Outro ponto é um elemento escatológico do ponto de vista da teologia bíblica. Eu vejo como algo que aponta para uma realidade futura e, por isso, a igreja precisa retomar a consciência da eternidade e da vinda de Cristo, que são amplamente esquecidos no contexto da igreja pelas pregações.
Uma pandemia faz-nos olhar para o futuro e aponta para uma realidade que virá e pode ser até daqui a pouco. Remete à vinda de Cristo e faz com que nos ajustemos à realidade eterna. O que regula a minha vida como discípulo de Cristo aqui na terra são as realidades eternas e, por isso, temos que ansiar e viver de acordo com os padrões da eternidade e a pandemia nos ajuda a compreender a efemeridade da vida, com os números atualizados a cada dia.
Cidadania Pensante - A Igreja contemporânea tem prioridades erradas diante do quadro em que estamos vivendo?
Paulo Valle: Sim, na verdade a natureza humana prioriza o que não deveria. Isso é um problema da humanidade e é uma consequência do Éden. Nós temos a tendência, pelas nossas capacidades de ver as coisas, de perceber as coisas e a igreja de não priorizar o que deveria ser priorizado, porque temos lentes para vê-las, de modo que não consigamos ver de maneira perfeita.
É um risco que todos corremos quando valorizamos algo que não devemos valorizar. De certo modo, a relação que Cristo faz com os olhos e o restante do corpo tem a ver com a forma de enxergar as coisas. A igreja pode e tem perspectivas erradas e encontramos respaldo tanto no Antigo como no Novo Testamento.
Hoje a igreja comete equívocos também porque temos perspectivas equivocadas.
Cidadania Pensante - De que maneira o cristão pode ser mais consciente do papel na sociedade? O estigma de alienado já ficou no passado?
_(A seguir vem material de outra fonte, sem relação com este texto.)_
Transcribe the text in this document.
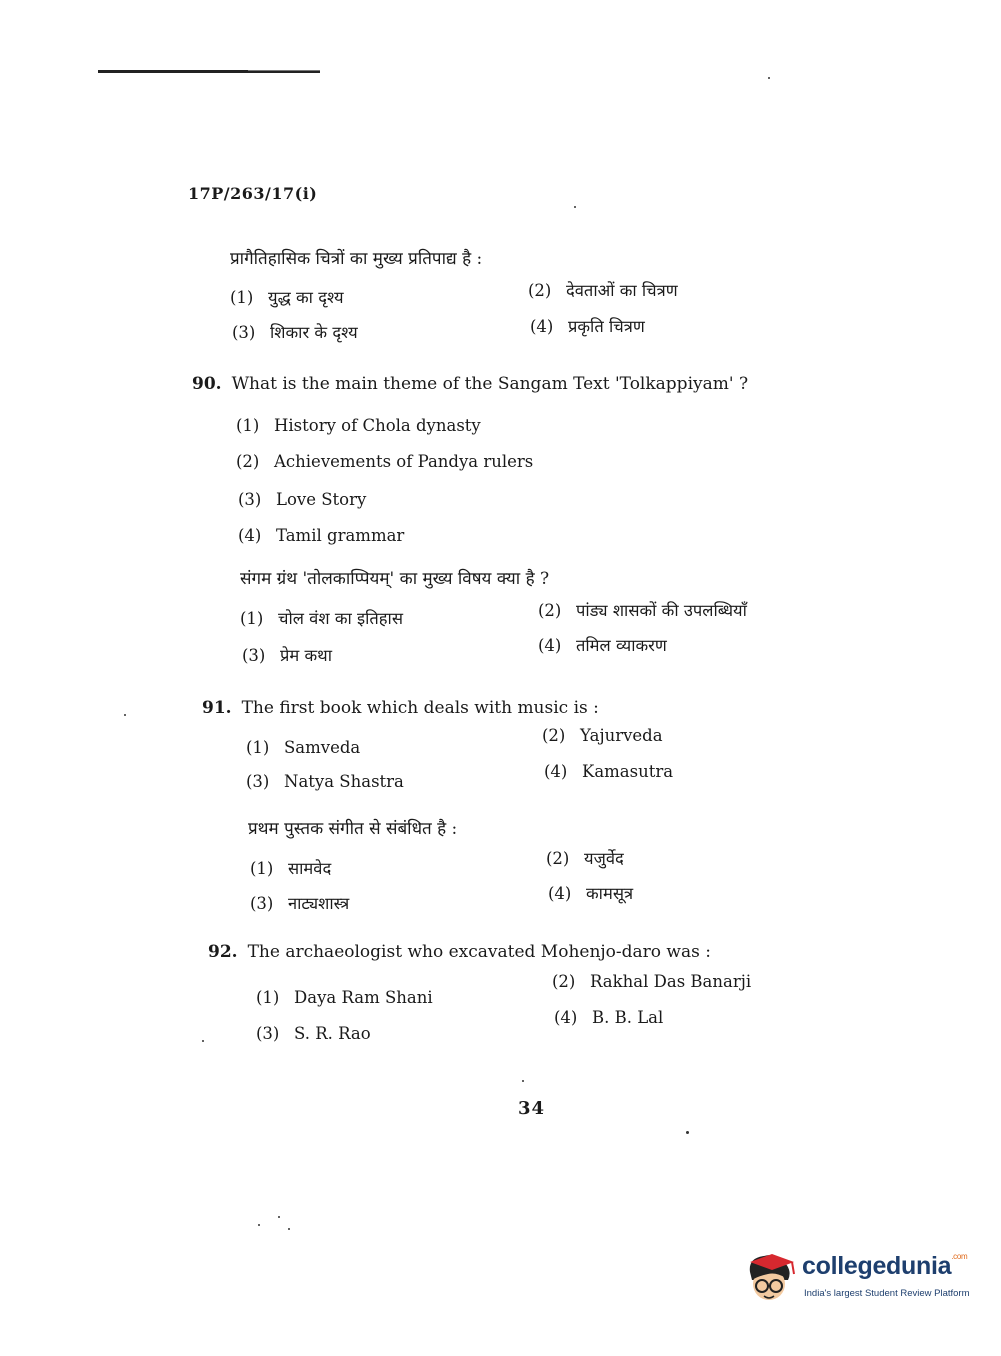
17P/263/17(i)
प्रागैतिहासिक चित्रों का मुख्य प्रतिपाद्य है :
(1) युद्ध का दृश्य	(2) देवताओं का चित्रण
(3) शिकार के दृश्य	(4) प्रकृति चित्रण
90. What is the main theme of the Sangam Text 'Tolkappiyam' ?
(1) History of Chola dynasty
(2) Achievements of Pandya rulers
(3) Love Story
(4) Tamil grammar
संगम ग्रंथ 'तोलकाप्पियम्' का मुख्य विषय क्या है ?
(1) चोल वंश का इतिहास	(2) पांड्य शासकों की उपलब्धियाँ
(3) प्रेम कथा
(4) तमिल व्याकरण
91. The first book which deals with music is :
(1) Samveda
(2) Yajurveda
(3) Natya Shastra
(4) Kamasutra
प्रथम पुस्तक संगीत से संबंधित है :
(1) सामवेद
(2) यजुर्वेद
(3) नाट्यशास्त्र
(4) कामसूत्र
92. The archaeologist who excavated Mohenjo-daro was :
(1) Daya Ram Shani
(2) Rakhal Das Banarji
(3) S. R. Rao
(4) B. B. Lal
34
collegedunia$^{.com}$
India's largest Student Review Platform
Paulo Valle: Eu gostaria muito de poder admitir que nós estamos tomando o caminho adequado na busca pelas respostas que surgiram, mas eu não tenho coragem. Pessoas que se autodeclaram reformadas e muitos reformados não aplicam o princípio de Sola Scriptura para o momento em que estamos vivendo. Eu vi alguns dando muito mais explicações filosóficas, sociológicas do que bíblicas para algumas perguntas. Se há um elemento de consciência, esse elemento está predominantemente no meio reformado, mas eu não tenho coragem de afirmar que todos os reformados têm esse elemento de consciência. Lá fora também, existem pastores preocupados, interessados em saber o posicionamento bíblico, mesmo não sendo reformados.

Dicas culturais sobre cidadania, política ou sociedade:

Paulo Valle: Revolução dos Bichos – George Orwell: É um quadro interessante sobre o poder e os comportamentos a partir dele e pode ser aplicado não só na política, mas em outros ambientes da sociedade. É um mapa sobre o que pode acontecer com qualquer ser humano.
Por que o Brasil é um país atrasado? – Luis Philippe de Orleans e Bragança: apresenta um panorama de organização de estruturas políticas desde o Reinado até a República.
Contra a idolatria do Estado – Franklin Ferreira: aponta o aspecto quase que religioso atribuído ao Estado e que, às vezes, não precisamos nos dobrar às medidas.
A República hebraica – Enoch Wines: Deus estabelece o Estado Hebreu de maneira republicana, com a citação de diversos textos apontando para a representatividade e escolha de pessoas em cargos importantes.